DESCRIPTION (provided by applicant): Multiple sclerosis (MS) is the most common neurological disease of young adults in the United States, with a prevalence estimated to be 400,000 and with annual medical expenses and lost productivity costs of approximately $9.5 billion. We hypothesize (Central Hypothesis) that microvascular abnormalities (a consequence of the perivenous inflammation known to occur in MS) are a final common pathway leading to injury of the central nervous system. This hypothesis is based upon preliminary data we have gathered and is supported by pathological evidence of such injury. Ensuing microvascular ischemic damage to axons/neurons interferes with normal iron homeostasis, resulting in accumulation of excess iron in the deep gray matter.
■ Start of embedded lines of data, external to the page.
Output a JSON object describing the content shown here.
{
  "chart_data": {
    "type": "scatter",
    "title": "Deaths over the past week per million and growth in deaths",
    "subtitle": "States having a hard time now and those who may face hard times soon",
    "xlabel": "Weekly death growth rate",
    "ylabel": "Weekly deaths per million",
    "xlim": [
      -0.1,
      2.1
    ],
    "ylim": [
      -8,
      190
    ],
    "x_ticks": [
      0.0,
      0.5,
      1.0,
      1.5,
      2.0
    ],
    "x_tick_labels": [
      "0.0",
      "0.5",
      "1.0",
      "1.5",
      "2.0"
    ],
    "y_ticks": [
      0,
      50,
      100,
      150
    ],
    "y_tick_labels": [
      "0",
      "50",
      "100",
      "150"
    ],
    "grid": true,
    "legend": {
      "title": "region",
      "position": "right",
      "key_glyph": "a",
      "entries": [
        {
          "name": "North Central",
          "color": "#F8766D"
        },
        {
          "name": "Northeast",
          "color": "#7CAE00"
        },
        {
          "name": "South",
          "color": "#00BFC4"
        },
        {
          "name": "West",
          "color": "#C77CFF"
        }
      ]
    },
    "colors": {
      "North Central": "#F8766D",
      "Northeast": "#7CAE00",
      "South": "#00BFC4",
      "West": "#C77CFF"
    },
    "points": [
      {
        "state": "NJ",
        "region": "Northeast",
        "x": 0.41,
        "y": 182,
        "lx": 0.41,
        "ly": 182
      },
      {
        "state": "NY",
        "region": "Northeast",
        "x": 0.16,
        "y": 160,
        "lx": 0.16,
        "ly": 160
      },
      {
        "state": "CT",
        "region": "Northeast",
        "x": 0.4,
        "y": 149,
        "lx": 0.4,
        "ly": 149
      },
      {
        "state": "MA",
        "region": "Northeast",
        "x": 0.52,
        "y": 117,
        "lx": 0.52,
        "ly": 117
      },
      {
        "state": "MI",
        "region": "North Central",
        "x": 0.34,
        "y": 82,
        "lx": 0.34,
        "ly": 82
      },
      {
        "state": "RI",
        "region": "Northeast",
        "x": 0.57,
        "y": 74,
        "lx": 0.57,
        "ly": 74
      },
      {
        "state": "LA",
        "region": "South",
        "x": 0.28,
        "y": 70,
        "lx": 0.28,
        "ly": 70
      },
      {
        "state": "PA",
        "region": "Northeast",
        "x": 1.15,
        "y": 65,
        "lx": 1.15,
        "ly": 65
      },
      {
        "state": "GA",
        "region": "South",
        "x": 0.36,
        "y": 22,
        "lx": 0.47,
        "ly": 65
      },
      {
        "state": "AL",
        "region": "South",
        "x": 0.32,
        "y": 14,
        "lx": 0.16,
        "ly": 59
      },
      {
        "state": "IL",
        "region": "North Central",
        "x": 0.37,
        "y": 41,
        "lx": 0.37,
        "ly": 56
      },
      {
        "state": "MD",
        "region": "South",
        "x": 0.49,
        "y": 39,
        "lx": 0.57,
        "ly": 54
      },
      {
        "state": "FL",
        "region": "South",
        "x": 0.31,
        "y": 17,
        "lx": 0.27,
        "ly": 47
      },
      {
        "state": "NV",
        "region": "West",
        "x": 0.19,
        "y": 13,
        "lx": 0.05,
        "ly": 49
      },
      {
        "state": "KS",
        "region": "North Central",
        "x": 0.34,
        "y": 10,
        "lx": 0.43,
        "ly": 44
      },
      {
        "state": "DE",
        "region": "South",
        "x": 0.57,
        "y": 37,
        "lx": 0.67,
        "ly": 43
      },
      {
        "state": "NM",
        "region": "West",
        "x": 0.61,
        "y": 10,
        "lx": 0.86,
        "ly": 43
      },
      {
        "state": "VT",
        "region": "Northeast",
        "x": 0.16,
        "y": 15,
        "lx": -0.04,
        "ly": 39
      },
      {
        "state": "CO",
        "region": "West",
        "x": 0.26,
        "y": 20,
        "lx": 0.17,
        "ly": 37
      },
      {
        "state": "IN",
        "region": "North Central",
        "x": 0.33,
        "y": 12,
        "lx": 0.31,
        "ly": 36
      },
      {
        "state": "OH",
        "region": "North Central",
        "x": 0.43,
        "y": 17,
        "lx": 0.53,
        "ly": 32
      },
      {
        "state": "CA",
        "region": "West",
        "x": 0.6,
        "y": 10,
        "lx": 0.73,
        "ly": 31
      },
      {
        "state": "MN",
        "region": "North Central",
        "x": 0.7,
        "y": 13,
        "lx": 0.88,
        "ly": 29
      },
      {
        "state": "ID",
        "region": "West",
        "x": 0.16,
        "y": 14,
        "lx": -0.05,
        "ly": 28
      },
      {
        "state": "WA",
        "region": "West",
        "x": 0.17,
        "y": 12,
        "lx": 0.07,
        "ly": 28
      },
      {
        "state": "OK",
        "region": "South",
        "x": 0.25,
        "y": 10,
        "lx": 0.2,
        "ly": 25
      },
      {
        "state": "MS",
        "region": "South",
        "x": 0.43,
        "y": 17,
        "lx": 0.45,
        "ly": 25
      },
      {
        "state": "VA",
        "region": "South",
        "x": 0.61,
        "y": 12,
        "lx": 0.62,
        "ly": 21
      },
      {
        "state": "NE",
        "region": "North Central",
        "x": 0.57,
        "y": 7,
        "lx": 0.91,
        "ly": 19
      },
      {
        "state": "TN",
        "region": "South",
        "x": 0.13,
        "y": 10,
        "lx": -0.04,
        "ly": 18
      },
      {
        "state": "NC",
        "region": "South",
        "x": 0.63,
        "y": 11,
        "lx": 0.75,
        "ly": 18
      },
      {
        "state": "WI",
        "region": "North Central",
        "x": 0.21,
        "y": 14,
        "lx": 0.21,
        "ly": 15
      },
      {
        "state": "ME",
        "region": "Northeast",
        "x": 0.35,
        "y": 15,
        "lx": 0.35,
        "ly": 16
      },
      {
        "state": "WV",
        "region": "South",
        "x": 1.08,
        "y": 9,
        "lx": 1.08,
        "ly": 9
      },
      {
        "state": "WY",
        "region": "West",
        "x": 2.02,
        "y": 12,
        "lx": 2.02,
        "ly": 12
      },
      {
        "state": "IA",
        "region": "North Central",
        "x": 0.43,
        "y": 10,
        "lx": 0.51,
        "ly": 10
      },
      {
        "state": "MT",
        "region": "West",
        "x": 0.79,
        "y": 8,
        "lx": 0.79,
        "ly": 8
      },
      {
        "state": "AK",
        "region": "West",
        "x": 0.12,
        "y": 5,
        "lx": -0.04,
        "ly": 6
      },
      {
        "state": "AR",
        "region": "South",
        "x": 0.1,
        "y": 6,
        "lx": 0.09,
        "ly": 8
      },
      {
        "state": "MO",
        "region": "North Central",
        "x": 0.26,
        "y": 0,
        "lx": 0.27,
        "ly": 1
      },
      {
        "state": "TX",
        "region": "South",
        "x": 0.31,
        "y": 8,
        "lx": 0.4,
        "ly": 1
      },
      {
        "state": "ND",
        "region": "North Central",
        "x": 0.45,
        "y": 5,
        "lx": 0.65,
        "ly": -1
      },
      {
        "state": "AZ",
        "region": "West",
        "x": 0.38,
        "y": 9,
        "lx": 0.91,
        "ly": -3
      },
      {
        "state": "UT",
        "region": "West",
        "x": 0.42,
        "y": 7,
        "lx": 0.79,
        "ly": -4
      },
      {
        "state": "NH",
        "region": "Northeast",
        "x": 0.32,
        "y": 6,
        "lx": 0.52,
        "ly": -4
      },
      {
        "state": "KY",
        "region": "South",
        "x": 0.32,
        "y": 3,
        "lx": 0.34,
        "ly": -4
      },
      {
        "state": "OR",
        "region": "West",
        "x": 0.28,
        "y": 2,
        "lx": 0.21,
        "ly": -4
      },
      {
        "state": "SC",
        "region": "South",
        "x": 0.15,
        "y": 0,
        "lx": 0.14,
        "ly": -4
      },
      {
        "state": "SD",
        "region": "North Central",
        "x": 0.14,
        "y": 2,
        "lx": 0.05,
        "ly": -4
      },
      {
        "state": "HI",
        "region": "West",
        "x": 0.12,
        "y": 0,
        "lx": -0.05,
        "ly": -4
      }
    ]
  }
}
Neurocognitive deficits and fatigue experienced by MS patients are consequences of oxidative injury by iron accretion in the basal ganglia and thalamus. To test this hypothesis, we propose four Specific Aims: Specific Aim 1 defines baseline perfusion (cerebral blood flow; cerebral blood volume; mean transit time), magnetic resonance (MR) spectroscopy (N-acetyl aspartate), and quantitative MR metrics (diffusion tensor; diffusion kurtosis; magnetic field correlation; structural volume) at high-field (3 Tesla) in 30 early relapsing remitting MS patients and age/sex matched controls. Specific Aim 2 measures baseline cognitive impairment and fatigue and associates these results with quantitative MR metrics of the deep gray matter. Specific Aim 3 associates, over a 4 year duration, deep gray matter iron accumulation with both damage to these structures and progressive brain parenchymal loss. Specific Aim 4 associates, over a 4 year duration, the decline in neurocognitive function and fatigue with deep gray matter injury. This research will provide new insights into the pathophysiology of Multiple Sclerosis and common morbidities (cognitive decline and fatigue) experienced by MS patients. It will result in more appropriate measures to detect and quantitate the effect of the disease and will provide a rationale for innovative treatment regimes.

描述（由申请人提供）：多发性硬化症（MS）是美国年轻人最常见的神经系统疾病，患病率估计为40万，每年的医疗费用和生产力损失成本约为95亿美元。我们假设（中枢假说）微血管异常（MS中已知发生的静脉周围炎症的结果）是导致中枢神经系统损伤的最终共同途径。这一假设是基于我们收集的初步数据，并得到了这种损伤的病理学证据的支持。随后对轴突/神经元的微血管缺血性损伤干扰正常的铁稳态，导致过量铁在深部灰质中积累。MS患者经历的神经认知缺陷和疲劳是由基底神经节和丘脑中的铁积累引起的氧化损伤的后果。为了验证这一假设，我们提出了四个具体目标：具体目标1定义基线灌注（脑血流量;脑血容量;平均通过时间），磁共振（MR）波谱（N-乙酰天冬氨酸）和定量MR指标（扩散张量;扩散峰度;磁场相关;结构体积）在高场（3特斯拉）在30个早期复发缓解型MS患者和年龄/性别匹配的对照。特定目标2测量基线认知障碍和疲劳，并将这些结果与深部灰质的定量MR指标相关联。特定目标3在4年的持续时间内将深部灰质铁蓄积与这些结构的损伤和进行性脑实质损失相关联。特定目标4在4年的持续时间内将神经认知功能下降和疲劳与深部灰质损伤联系起来。这项研究将为多发性硬化症的病理生理学和MS患者经历的常见疾病（认知能力下降和疲劳）提供新的见解。它将导致更适当的措施来检测和量化疾病的影响，并将为创新的治疗制度提供理论依据。